Yönetmen filmi o kadar ustaca kurgulamış ve senaryoyu o kadar ustaca oluşturmuş ki herkesin haklı ve aynı zamanda herkesin suçlu olduğu hissi sizi hiç terk etmiyor. Bu da filmin alt metnini fazlasıyla zenginleştiriyor.

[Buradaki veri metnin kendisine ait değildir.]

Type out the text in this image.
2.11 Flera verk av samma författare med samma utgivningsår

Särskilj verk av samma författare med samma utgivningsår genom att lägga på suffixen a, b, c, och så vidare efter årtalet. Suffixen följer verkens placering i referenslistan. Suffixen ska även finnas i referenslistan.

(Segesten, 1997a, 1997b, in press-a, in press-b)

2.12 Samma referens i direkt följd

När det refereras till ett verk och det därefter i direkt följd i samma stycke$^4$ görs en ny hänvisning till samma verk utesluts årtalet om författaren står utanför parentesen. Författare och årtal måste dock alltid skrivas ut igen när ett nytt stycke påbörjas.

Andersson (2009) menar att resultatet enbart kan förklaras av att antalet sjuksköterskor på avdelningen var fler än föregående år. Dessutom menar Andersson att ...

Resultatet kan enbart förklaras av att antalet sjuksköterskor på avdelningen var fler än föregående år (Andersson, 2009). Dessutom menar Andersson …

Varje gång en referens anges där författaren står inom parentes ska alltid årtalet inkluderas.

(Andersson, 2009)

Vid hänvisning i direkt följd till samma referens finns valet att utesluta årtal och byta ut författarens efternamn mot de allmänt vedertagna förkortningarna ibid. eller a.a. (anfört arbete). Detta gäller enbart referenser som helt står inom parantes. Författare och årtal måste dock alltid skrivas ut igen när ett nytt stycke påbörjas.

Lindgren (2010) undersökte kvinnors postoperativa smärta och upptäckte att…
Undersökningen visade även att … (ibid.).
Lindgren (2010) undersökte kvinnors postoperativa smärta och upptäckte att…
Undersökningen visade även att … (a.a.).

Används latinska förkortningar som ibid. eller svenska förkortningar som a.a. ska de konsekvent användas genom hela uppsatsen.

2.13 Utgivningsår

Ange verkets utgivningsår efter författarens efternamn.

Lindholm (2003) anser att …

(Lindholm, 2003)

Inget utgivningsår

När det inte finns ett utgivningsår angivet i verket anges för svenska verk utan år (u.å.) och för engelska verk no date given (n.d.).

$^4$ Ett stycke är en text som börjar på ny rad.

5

Fakat bu zenginlik, abartıyla inşâ edilmiş ya da çok soyutlaştırılmış bir zenginlik değil.

Oscar dâhil çok sayıda ödüle lâyık görülen film, abartıdan uzak yapısı, soyutlaştırılmış sanatsal anlatıdan azade edilmiş ama sanatsal değerini koruyan kurgusu ve gerçekliği olduğu gibi aktarması nedeniyle herkesin takdirini kazanıyor. 

Fazlasıyla iyi oyunculukların yer aldığı film, gerek senaryosu, gerek kurgusu, gerekse oluşturduğu sade ama bütüncül anlatısıyla izlenmesi gereken bir eser.